In a world where the US has already tightened monetary policy and is likely to do more in 2019, emerging markets will continue to be squeezed. This is a particular problem for highly indebted EM economies which traditionally tend to suffer during a US tightening cycle. Part of the EM sell-off in 2018 reflects an adjustment following significant investment inflows in a hunt for yield during a period of very low rates in the industrialised world. Accordingly, EM asset valuations, particularly in equities, are no longer unattractive. However, this may not be sufficient to support EM assets during times of global market turbulence, and caution appears to be warranted.
The last 12 months have been characterised by turbulence as investors assessed the risks posed by rising levels of protectionism and political unrest against a backdrop of a prolonged market upswing and extended valuations.

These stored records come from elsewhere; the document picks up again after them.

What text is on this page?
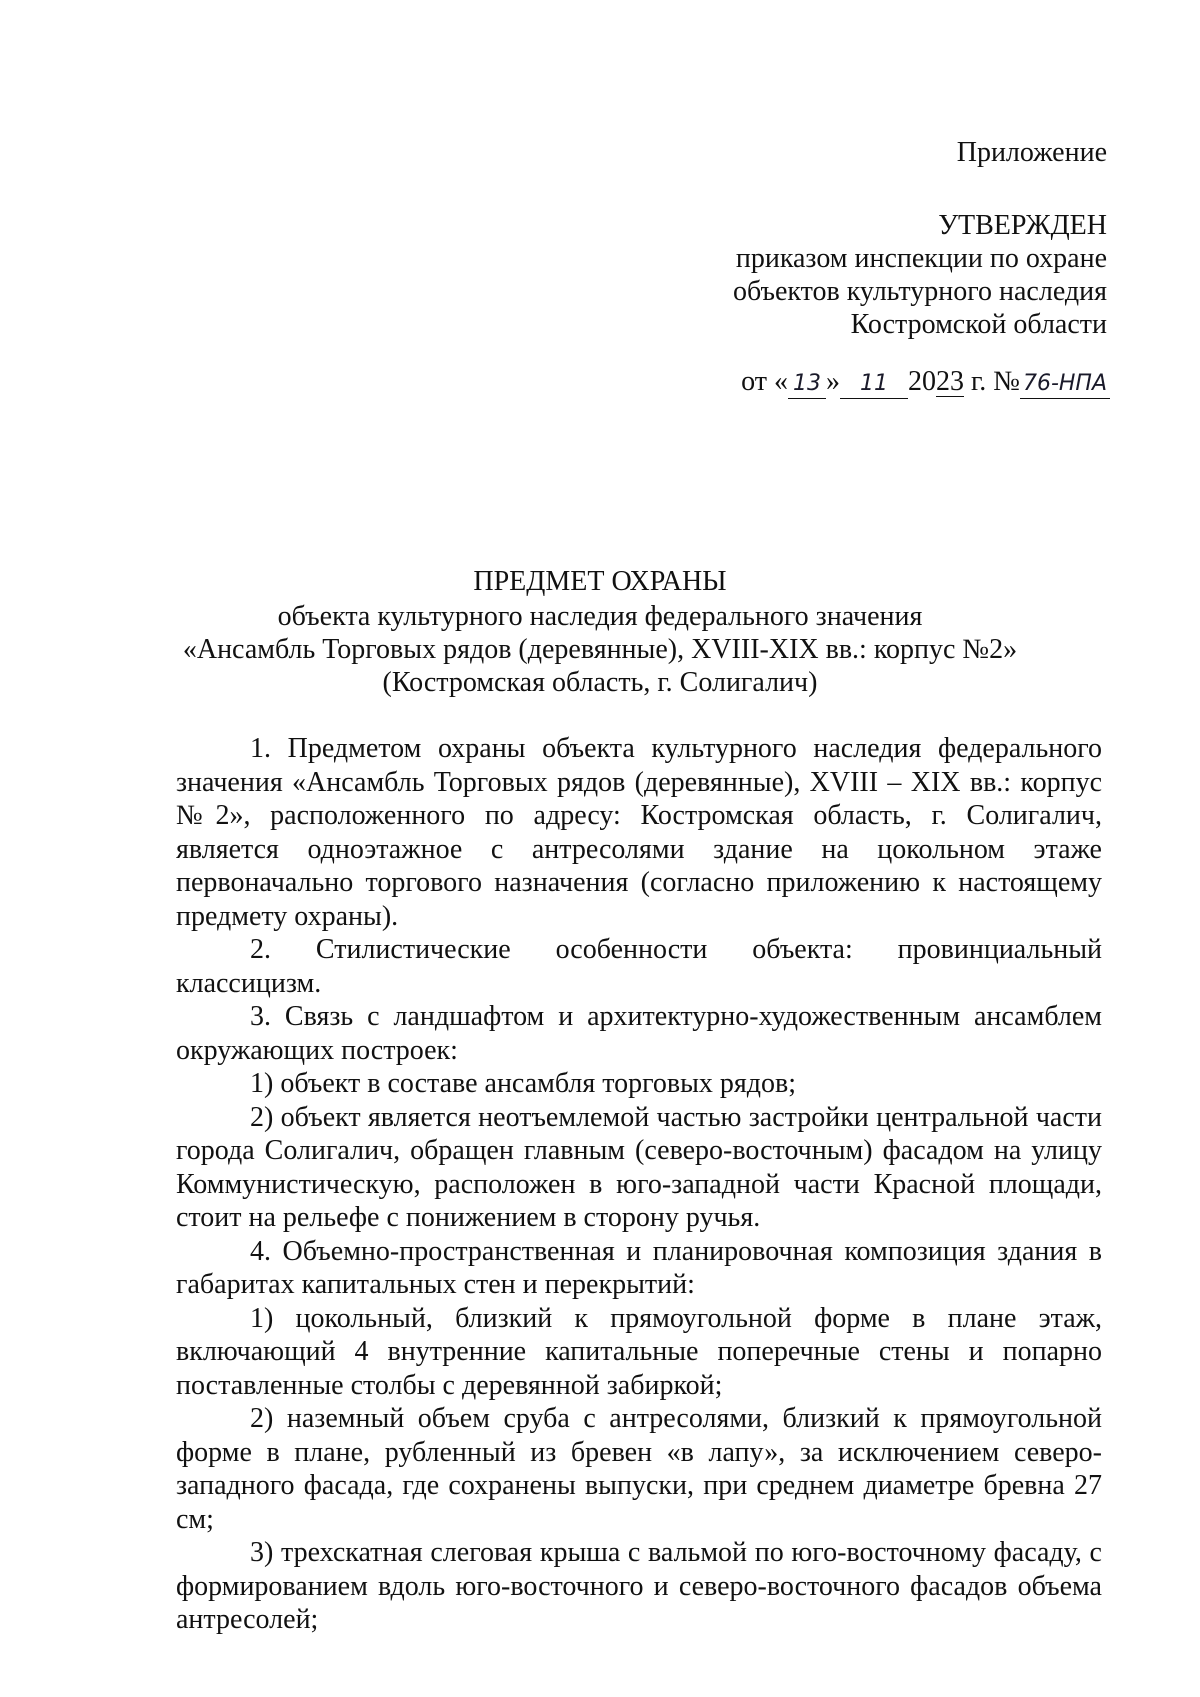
Приложение
УТВЕРЖДЕН
приказом инспекции по охране
объектов культурного наследия
Костромской области
от « 13 » 11 2023 г. № 76-НПА
ПРЕДМЕТ ОХРАНЫ
объекта культурного наследия федерального значения
«Ансамбль Торговых рядов (деревянные), XVIII-XIX вв.: корпус №2»
(Костромская область, г. Солигалич)

1. Предметом охраны объекта культурного наследия федерального значения «Ансамбль Торговых рядов (деревянные), XVIII – XIX вв.: корпус №2», расположенного по адресу: Костромская область, г. Солигалич, является одноэтажное с антресолями здание на цокольном этаже первоначально торгового назначения (согласно приложению к настоящему предмету охраны).

2. Стилистические особенности объекта: провинциальный классицизм.

3. Связь с ландшафтом и архитектурно-художественным ансамблем окружающих построек:

1) объект в составе ансамбля торговых рядов;

2) объект является неотъемлемой частью застройки центральной части города Солигалич, обращен главным (северо-восточным) фасадом на улицу Коммунистическую, расположен в юго-западной части Красной площади, стоит на рельефе с понижением в сторону ручья.

4. Объемно-пространственная и планировочная композиция здания в габаритах капитальных стен и перекрытий:

1) цокольный, близкий к прямоугольной форме в плане этаж, включающий 4 внутренние капитальные поперечные стены и попарно поставленные столбы с деревянной забиркой;

2) наземный объем сруба с антресолями, близкий к прямоугольной форме в плане, рубленный из бревен «в лапу», за исключением северо-западного фасада, где сохранены выпуски, при среднем диаметре бревна 27 см;

3) трехскатная слеговая крыша с вальмой по юго-восточному фасаду, с формированием вдоль юго-восточного и северо-восточного фасадов объема антресолей;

None of these issues have gone away – if anything they are more likely to be exacerbated in 2019. As the monetary easing which has supported markets over the last decade continues to be slowly removed, some of the tailwinds for equities are likely to diminish. Meanwhile, the one-off US fiscal boost will also disappear. Consequently, those investors who were reluctantly long in 2018 may decide that it will pay to dance closer to the door in 2019 in the event there is a stampede for the exit. As a result further bouts of market volatility can be expected to emerge from time to time.
The current sequence of events certainly feels very late cycle. But recall that in 1998 we thought the equity bubble had run its course only for it to continue another 15 to 18 months. Whilst there may still some juice to be squeezed from the lemon it will, however, become ever harder to extract.
1 ‘The slowdown in euro area productivity in a global context’, ECB Economic Bulletin, Issue 3/2017.
2 Bacchus et al (2018), ‘Disciplining China’s Trade Practices at the WTO’, Policy Analysis 856, Cato Institute.